Je ne sais pas s’il y a beaucoup de trains qui acceptent les vélos, en revanche j’ai appris il était maintenant facile de savoir quel train prendre. L’application BikeOnTrain de la SNCB est parfaite. Elle concerne la Belgique mais aussi les trains partant de Belgique.
Vous partez d’où ? Si ce n’est pas possible on vous indique immédiatement à quelles gares se reporter.
Vous allez où ? La liste de trains s’affiche, avec tous les renseignements utiles.
Vous saurez si le quai est accessible, et comment, le tout en français du siècle, tout précis, même par exemple « 50 cm de différence de hauteur entre la porte et le quai ».
Vous pouvez même aller à Paris, mais on vous prévient : galère.
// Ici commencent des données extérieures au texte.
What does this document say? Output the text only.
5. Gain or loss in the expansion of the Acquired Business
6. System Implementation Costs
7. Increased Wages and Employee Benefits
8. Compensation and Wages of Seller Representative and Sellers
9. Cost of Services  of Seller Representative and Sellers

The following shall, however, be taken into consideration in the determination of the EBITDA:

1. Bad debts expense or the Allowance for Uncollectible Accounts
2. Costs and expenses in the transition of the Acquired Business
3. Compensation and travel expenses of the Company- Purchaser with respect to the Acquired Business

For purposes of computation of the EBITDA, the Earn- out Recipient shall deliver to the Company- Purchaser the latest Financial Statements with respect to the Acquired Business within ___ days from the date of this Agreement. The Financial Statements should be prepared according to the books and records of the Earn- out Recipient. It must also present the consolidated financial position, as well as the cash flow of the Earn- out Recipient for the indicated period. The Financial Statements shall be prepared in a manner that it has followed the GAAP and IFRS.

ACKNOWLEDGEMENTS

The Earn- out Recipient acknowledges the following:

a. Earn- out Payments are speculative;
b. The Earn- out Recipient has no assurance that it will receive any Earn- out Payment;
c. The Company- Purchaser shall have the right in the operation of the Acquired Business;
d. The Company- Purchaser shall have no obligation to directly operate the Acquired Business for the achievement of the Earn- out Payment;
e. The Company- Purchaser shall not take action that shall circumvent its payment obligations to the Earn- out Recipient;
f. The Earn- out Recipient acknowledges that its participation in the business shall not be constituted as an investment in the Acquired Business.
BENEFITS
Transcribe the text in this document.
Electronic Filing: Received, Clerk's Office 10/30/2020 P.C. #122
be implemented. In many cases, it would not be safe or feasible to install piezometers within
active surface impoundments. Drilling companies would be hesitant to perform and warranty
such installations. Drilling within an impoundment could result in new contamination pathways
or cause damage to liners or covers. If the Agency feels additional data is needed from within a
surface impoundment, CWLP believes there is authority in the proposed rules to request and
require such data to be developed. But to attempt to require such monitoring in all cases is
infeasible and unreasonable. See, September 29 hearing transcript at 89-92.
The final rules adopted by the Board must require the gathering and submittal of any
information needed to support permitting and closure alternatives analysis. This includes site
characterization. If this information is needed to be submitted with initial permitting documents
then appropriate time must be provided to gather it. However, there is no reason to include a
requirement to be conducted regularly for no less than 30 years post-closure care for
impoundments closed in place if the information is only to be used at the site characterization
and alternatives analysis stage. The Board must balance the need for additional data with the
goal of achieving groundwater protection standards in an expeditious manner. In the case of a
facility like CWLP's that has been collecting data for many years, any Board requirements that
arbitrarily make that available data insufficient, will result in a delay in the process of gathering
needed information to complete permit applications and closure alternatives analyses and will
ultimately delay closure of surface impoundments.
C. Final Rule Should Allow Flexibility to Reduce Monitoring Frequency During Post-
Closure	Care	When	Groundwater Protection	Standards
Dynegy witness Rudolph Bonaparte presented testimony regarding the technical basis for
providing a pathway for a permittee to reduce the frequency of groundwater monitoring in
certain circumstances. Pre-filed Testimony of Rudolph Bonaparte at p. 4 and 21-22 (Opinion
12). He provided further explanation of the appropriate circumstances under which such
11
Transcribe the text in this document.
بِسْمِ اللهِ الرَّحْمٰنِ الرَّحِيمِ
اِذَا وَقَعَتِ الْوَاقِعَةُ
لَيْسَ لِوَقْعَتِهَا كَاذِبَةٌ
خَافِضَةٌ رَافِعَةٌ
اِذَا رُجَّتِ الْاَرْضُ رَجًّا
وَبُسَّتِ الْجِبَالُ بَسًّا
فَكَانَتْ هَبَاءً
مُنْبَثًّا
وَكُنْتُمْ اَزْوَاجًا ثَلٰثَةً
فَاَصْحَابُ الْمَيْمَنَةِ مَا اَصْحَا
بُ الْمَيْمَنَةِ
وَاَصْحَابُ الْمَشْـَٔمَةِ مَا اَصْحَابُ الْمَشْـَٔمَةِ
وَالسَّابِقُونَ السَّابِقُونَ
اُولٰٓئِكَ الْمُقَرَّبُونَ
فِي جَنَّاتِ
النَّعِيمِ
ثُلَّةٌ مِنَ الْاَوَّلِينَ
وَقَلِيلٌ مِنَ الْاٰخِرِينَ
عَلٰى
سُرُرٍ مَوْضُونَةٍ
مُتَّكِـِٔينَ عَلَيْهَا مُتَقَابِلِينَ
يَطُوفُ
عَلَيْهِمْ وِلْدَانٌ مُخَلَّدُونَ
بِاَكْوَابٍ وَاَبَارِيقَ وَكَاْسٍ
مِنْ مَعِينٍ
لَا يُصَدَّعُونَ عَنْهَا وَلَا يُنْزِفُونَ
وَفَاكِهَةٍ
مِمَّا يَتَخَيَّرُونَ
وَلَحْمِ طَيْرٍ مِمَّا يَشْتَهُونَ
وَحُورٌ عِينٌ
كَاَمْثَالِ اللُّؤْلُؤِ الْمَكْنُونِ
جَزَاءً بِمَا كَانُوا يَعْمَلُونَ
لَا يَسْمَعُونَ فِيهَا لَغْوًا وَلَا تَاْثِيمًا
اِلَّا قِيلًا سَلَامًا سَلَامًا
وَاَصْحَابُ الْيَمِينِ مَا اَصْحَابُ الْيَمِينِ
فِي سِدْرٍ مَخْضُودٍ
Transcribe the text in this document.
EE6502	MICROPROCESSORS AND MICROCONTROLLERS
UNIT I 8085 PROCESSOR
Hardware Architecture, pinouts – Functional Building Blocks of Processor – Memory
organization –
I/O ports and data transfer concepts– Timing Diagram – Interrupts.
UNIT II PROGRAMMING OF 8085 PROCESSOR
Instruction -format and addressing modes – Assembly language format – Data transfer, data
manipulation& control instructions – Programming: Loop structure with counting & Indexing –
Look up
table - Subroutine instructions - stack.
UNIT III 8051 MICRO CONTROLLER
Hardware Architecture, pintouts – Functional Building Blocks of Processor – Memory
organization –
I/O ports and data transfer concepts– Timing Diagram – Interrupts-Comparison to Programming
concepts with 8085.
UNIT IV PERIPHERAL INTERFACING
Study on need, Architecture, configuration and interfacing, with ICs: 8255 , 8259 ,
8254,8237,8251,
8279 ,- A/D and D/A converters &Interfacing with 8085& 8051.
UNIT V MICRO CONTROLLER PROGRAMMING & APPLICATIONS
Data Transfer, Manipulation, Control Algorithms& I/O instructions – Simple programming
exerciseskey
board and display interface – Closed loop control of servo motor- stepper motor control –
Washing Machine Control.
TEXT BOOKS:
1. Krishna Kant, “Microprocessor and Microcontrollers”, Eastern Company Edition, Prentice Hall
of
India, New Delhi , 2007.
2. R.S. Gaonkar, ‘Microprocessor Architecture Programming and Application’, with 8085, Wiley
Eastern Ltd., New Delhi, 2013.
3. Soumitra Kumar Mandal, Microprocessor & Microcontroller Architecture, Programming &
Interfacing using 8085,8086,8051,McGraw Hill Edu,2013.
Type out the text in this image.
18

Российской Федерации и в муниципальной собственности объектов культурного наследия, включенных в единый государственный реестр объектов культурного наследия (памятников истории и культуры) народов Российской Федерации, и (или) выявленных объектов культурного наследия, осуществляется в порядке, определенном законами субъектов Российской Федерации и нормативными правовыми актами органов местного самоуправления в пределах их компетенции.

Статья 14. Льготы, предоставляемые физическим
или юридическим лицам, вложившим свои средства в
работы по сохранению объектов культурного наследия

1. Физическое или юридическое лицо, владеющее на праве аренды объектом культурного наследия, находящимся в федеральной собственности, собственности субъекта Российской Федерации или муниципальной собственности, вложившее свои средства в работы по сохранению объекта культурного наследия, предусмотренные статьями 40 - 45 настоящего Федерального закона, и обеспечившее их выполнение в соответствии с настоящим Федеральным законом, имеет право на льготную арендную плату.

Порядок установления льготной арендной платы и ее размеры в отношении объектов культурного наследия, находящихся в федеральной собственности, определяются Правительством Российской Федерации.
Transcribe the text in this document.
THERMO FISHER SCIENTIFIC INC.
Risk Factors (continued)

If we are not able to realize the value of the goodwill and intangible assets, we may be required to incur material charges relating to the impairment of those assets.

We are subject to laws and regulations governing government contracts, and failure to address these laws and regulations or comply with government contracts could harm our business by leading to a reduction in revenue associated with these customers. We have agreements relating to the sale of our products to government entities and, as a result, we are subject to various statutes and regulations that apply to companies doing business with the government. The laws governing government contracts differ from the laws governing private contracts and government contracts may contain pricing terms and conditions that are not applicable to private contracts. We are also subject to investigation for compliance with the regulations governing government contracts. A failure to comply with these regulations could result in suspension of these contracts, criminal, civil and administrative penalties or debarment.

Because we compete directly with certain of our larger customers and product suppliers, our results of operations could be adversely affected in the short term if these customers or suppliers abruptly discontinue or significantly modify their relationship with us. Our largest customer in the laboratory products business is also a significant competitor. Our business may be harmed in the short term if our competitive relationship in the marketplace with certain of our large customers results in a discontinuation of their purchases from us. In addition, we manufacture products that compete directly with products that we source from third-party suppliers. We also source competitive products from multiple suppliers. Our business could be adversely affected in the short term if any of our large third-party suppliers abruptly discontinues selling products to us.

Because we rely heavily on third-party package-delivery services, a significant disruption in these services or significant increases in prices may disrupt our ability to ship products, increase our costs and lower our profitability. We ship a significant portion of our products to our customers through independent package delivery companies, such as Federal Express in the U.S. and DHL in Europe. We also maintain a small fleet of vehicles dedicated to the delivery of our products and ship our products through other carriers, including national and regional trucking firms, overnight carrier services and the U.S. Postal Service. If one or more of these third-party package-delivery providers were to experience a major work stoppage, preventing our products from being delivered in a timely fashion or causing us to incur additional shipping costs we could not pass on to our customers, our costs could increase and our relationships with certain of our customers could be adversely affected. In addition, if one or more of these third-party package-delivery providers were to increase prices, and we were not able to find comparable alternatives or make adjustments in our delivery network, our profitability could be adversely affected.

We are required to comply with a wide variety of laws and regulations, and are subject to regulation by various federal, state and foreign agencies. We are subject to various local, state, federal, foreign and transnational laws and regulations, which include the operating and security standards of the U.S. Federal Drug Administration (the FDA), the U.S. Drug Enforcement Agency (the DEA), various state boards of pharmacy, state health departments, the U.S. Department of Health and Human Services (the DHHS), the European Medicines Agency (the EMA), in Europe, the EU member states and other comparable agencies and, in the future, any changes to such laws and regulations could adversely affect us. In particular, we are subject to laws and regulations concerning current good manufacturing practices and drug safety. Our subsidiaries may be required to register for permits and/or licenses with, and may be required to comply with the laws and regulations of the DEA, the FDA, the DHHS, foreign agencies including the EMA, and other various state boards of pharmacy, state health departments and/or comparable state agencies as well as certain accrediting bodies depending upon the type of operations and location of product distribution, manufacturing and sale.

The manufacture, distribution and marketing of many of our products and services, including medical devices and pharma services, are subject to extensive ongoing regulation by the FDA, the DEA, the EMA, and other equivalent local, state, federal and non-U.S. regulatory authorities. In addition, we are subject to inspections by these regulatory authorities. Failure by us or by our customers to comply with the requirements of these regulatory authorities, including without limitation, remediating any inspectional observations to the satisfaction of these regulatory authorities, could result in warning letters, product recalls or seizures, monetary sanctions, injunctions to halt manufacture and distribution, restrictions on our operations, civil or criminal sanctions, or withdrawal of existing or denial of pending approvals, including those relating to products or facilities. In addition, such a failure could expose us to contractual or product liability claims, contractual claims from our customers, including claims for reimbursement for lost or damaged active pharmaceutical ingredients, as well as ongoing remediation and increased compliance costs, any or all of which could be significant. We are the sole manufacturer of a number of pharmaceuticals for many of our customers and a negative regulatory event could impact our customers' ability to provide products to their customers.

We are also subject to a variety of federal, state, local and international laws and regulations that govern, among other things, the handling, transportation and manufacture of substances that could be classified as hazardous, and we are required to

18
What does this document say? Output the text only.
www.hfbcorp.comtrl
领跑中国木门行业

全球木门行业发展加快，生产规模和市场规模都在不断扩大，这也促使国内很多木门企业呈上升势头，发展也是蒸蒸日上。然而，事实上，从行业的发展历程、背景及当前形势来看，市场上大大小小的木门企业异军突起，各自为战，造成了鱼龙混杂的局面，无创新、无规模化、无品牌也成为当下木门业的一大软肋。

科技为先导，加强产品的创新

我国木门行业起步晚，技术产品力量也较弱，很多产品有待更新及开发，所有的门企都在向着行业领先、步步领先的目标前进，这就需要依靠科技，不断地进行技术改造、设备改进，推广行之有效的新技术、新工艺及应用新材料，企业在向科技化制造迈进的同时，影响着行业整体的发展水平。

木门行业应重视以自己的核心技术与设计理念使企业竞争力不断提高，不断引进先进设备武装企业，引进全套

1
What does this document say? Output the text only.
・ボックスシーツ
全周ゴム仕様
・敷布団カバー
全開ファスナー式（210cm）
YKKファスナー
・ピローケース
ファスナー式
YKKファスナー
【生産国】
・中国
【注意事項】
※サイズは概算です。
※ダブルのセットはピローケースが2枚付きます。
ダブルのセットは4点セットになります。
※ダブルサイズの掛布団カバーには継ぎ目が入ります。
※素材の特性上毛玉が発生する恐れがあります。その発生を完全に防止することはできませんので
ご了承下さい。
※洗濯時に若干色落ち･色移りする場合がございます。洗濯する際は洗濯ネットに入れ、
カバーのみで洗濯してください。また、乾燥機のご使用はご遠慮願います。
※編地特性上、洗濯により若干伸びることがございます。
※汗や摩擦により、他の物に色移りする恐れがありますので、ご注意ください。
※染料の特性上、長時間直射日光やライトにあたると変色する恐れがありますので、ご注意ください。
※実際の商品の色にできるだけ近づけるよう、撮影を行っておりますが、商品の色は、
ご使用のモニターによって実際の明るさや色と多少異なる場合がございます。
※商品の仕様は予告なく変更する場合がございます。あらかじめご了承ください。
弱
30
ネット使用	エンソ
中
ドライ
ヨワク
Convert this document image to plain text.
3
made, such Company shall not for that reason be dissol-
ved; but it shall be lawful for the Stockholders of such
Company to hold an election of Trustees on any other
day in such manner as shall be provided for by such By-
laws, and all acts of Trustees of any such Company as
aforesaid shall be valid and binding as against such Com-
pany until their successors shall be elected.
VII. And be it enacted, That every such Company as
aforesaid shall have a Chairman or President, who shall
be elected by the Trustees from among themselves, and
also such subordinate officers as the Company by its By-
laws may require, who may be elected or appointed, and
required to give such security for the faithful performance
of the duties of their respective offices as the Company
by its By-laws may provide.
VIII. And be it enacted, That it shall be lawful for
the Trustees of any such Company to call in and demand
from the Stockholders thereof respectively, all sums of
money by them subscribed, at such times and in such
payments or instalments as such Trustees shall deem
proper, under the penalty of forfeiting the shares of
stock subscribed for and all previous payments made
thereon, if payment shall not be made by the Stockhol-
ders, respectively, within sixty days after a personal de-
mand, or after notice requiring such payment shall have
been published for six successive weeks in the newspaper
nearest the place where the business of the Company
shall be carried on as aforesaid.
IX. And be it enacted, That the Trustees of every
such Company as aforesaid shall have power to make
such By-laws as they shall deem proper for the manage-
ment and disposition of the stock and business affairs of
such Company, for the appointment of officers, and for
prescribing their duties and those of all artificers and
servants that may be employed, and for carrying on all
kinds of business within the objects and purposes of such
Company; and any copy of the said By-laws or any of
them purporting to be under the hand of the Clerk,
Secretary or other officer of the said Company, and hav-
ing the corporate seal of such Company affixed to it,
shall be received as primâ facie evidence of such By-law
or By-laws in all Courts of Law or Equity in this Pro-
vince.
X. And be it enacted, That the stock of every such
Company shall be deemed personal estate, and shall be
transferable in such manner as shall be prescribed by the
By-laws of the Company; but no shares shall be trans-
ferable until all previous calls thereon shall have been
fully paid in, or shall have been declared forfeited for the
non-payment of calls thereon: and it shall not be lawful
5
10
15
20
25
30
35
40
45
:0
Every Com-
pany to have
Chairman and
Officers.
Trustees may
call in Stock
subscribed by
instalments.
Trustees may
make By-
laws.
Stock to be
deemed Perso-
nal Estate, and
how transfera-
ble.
Et quand c’est galère totale on vous le dit aussi directement.

Il y a aussi les cas où vous demandez n’importe quoi, un Paris-Nord à Berlin au hasard … là ils ne vous disent pas que vous exagérez, ils disent que ça a planté et qu’on n’a qu’à recommencer.
Mais quand ça marche bien vous avez gagné !

Et finalement j’ai essayé un modeste Paris – Ostende, dont il résulte que même là ça va être difficile (essayez vous-même) mais qui me donne une clé : au moins, de Bruxelles à Gand-Saint-Pierre c’est tout bon.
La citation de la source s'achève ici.